First stop of the Saturday: Hokokuji, a Buddhist temple famous for its bamboo garden. All 18 students and our 3 helpful staff coordinators burst in upon the small building's grounds, which apart from the few moss-covered structures didn't seem to hold much. I refrained from paying the extra fee for green tea in the garden, but as soon as I'd entered the actual bamboo forest I realized that my critical judgment was made too soon. The stalks towered three stories above the small walkway, putting each of us back in our small place, and the tea house offered a lovely view of an almost invisibly sculpted garden. A small waterfall trickled away in the background as the others and I sat quietly, enthralled by the midmorning peacefulness.

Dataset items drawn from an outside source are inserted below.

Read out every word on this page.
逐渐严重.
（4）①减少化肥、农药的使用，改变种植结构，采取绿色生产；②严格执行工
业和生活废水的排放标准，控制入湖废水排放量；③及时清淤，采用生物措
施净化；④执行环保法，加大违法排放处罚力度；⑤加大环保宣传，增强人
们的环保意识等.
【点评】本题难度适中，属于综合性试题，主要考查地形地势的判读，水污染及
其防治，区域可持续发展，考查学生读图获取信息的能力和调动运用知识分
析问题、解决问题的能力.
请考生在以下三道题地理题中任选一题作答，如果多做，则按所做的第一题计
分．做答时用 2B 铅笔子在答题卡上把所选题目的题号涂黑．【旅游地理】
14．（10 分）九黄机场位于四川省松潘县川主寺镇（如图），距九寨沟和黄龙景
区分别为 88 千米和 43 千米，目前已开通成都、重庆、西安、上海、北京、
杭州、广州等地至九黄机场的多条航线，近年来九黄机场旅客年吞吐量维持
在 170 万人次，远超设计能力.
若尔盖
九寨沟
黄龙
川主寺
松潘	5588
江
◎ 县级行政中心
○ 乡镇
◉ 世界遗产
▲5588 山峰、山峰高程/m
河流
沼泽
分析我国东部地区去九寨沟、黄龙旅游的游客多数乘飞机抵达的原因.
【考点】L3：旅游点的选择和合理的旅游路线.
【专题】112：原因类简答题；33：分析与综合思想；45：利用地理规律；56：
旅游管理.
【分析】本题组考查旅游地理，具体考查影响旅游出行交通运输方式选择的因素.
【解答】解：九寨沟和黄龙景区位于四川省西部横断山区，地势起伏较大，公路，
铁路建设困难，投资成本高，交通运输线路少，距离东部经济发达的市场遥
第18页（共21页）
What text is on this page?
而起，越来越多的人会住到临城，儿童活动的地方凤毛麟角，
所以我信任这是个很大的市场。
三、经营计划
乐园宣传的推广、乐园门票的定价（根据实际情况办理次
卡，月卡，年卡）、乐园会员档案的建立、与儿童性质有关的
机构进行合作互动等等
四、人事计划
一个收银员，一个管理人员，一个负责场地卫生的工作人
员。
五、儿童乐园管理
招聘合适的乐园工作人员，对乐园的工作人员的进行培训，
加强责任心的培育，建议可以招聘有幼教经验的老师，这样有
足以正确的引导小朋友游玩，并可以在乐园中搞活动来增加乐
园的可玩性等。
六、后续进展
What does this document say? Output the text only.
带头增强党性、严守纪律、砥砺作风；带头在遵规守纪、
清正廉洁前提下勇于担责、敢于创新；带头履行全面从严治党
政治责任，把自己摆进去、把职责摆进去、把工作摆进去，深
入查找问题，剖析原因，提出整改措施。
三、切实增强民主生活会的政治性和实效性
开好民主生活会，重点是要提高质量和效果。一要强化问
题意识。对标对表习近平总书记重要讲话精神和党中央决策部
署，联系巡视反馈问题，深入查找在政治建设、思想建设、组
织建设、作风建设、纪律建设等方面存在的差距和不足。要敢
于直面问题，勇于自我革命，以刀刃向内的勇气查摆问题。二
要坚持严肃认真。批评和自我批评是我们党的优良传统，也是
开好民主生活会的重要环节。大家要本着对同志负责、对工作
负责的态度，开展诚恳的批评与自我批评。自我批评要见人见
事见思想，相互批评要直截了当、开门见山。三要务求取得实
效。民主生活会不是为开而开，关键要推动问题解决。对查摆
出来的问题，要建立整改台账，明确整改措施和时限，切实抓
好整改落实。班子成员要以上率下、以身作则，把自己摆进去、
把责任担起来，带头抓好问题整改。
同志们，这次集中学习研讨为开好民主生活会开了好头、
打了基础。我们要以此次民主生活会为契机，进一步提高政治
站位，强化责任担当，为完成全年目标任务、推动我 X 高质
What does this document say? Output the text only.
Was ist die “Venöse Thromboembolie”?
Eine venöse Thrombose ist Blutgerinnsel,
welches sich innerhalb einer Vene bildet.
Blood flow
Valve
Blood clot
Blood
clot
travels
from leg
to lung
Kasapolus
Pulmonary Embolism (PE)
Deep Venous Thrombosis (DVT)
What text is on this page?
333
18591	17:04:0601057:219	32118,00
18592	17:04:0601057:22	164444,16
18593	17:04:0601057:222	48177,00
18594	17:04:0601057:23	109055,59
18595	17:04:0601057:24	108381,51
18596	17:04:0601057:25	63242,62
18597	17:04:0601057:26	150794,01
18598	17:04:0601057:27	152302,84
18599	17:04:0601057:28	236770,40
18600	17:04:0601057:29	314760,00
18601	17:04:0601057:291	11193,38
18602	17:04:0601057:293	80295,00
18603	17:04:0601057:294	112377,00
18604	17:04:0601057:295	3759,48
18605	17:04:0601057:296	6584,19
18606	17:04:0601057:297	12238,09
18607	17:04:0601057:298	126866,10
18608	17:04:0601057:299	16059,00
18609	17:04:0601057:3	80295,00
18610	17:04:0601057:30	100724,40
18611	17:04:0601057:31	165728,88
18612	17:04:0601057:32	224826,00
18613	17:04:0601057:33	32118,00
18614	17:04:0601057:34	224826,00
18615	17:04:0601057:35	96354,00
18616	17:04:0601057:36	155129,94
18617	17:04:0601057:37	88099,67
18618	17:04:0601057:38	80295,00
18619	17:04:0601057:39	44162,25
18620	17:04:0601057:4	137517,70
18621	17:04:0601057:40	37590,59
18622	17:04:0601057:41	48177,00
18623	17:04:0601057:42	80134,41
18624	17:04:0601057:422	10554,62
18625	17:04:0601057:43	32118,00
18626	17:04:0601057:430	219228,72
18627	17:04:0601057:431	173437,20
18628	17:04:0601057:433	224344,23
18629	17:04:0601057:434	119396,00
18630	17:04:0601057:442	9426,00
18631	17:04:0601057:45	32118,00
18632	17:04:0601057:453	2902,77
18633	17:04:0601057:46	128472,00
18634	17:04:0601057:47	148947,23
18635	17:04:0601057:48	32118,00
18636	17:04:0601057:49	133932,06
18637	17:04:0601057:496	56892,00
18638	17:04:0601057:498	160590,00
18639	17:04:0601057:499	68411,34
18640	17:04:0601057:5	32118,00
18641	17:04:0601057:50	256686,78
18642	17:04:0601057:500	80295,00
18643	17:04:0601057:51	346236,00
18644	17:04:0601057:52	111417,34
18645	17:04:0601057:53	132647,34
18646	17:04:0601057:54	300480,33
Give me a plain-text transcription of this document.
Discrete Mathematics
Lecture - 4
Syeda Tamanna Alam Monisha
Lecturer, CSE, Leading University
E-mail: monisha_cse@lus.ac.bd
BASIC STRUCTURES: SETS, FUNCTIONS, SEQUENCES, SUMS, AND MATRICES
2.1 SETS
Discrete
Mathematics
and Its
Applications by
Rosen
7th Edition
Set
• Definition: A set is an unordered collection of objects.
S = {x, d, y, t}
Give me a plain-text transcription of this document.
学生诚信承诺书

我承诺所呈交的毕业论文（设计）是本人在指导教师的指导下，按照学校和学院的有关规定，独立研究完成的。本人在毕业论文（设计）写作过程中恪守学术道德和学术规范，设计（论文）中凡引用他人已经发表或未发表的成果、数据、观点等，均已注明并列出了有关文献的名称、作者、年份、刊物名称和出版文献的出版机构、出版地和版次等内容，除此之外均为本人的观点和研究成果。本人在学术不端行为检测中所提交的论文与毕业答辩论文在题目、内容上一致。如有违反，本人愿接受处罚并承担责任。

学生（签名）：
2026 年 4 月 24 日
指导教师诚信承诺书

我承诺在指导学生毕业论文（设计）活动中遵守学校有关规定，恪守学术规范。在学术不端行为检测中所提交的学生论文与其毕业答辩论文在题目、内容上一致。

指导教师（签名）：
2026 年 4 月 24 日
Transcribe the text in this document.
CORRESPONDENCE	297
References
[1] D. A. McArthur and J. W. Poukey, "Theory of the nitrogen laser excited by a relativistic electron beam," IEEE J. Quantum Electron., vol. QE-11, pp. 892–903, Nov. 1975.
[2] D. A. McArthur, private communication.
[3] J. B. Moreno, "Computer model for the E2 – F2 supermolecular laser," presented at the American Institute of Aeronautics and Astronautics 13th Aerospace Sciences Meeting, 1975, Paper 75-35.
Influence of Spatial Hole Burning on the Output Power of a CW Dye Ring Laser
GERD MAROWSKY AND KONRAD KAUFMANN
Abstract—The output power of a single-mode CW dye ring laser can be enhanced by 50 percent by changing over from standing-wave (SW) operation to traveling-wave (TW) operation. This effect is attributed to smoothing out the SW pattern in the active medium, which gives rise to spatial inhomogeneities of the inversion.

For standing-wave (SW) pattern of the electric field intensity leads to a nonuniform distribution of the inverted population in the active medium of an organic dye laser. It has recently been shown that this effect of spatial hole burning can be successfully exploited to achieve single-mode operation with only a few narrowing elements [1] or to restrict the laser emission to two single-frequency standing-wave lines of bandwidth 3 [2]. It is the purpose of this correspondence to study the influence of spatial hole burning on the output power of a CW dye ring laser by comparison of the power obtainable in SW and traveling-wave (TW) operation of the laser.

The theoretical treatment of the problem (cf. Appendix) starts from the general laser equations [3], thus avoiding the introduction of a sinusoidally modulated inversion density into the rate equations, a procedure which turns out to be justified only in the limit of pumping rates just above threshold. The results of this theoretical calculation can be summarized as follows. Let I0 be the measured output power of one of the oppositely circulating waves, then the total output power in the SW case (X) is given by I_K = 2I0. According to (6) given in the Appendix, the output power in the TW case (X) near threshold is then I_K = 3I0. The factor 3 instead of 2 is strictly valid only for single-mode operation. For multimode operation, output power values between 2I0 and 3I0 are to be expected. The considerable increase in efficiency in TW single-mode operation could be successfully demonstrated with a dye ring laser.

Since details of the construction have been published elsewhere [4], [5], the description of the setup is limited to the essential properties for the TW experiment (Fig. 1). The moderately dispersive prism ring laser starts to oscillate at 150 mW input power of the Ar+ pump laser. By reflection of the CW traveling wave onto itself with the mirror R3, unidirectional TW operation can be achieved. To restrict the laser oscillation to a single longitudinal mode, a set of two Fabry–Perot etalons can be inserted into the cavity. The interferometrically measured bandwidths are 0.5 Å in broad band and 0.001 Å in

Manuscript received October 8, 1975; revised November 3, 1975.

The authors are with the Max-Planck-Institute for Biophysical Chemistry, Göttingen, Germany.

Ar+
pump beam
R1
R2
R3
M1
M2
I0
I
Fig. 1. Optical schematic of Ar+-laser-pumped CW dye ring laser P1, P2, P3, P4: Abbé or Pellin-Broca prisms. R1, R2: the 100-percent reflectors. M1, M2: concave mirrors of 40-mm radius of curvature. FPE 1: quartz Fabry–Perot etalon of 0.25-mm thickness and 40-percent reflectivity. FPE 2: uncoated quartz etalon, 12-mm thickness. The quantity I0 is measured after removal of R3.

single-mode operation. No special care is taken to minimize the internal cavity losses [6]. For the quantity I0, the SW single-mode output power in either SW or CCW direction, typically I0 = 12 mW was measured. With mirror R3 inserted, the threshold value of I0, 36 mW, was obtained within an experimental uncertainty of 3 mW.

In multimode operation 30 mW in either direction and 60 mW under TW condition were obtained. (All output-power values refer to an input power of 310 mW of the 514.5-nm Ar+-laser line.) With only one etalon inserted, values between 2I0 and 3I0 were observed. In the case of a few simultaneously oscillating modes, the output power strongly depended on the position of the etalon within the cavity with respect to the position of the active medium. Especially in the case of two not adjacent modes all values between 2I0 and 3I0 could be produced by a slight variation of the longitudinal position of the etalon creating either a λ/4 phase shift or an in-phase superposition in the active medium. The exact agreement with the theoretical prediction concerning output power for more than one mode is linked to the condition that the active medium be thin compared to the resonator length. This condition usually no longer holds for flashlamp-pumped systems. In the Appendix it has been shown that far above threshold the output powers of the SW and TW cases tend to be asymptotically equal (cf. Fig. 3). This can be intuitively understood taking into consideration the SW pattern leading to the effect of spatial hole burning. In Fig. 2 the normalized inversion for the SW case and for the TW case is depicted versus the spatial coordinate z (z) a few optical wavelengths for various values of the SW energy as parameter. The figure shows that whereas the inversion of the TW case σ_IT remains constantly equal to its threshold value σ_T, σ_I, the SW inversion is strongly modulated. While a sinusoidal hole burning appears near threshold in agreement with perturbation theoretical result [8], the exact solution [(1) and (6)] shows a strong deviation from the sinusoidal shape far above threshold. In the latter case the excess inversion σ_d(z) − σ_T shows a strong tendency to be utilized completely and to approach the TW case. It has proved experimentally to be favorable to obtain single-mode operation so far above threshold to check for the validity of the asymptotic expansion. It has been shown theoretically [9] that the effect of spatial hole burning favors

Quite in line with the foundational Buddhist doctrine of impermanence, we were soon shepherded off to the next destination: the Hachiman-gu shrine. It's named after the guardian deity of the Minamoto clan, which ruled the country from here (imagine the Greeks from the Trojan War or the North in the Civil War, as the historical reality is between those two struggles). In contrast to the tranquility of the temples, this place is paved with concrete and designed to lead its throngs of visitors to the altar for customary good-luck prayers and charm souvenirs--not very picture-worthy or enjoyable for me.
I had to chuckle when I saw this, though. Where else but Japan could you find a fortune-telling vending machine?
Later we went to the Daibutsu itself. I had seen pictures of the statue from a distance and was expecting to be underwhelmed, but I was again wrong. The colossal bronze figure was larger and more artistically serene in person, and despite the crowds it was easy to appreciate the sculpture's beauty. A lone pilgrim walked around the figure, chanting "Amida Buuuuuddha" with every step, and reminded me that this was not merely art or even a cultural symbol but a spiritual reality for many people there.
This brings out a fundamental paradox in my studies: I follow Jesus alone yet study life patterns from an anthropological, relativistic perspective. This doesn't mean I am intimidated by the idolatry in these temples--their only reality is in the reactions of those who view them--but when there is no art to distract my mind, the depressing fact of false worship is all that's left. As a side note, I wonder whether I will ever be able to glimpse Japanese attitudes towards religion aside from the standard lines: "Japanese only follow rituals," "A Japanese person is someone who visits a temple at New Year's," etc. From the little I know, most people under 40 apparently believe in the shrines as much as I do.
There's little else interesting to share about the trip, but walking around much of the day (even without the characteristic humidity, thankfully) was pretty tiring, so I broke out my snack: a debeaked and dried cuttlefish. It was quite salty and therefore tasty, but there's a reason why the package has the word "chew" written five times on the front!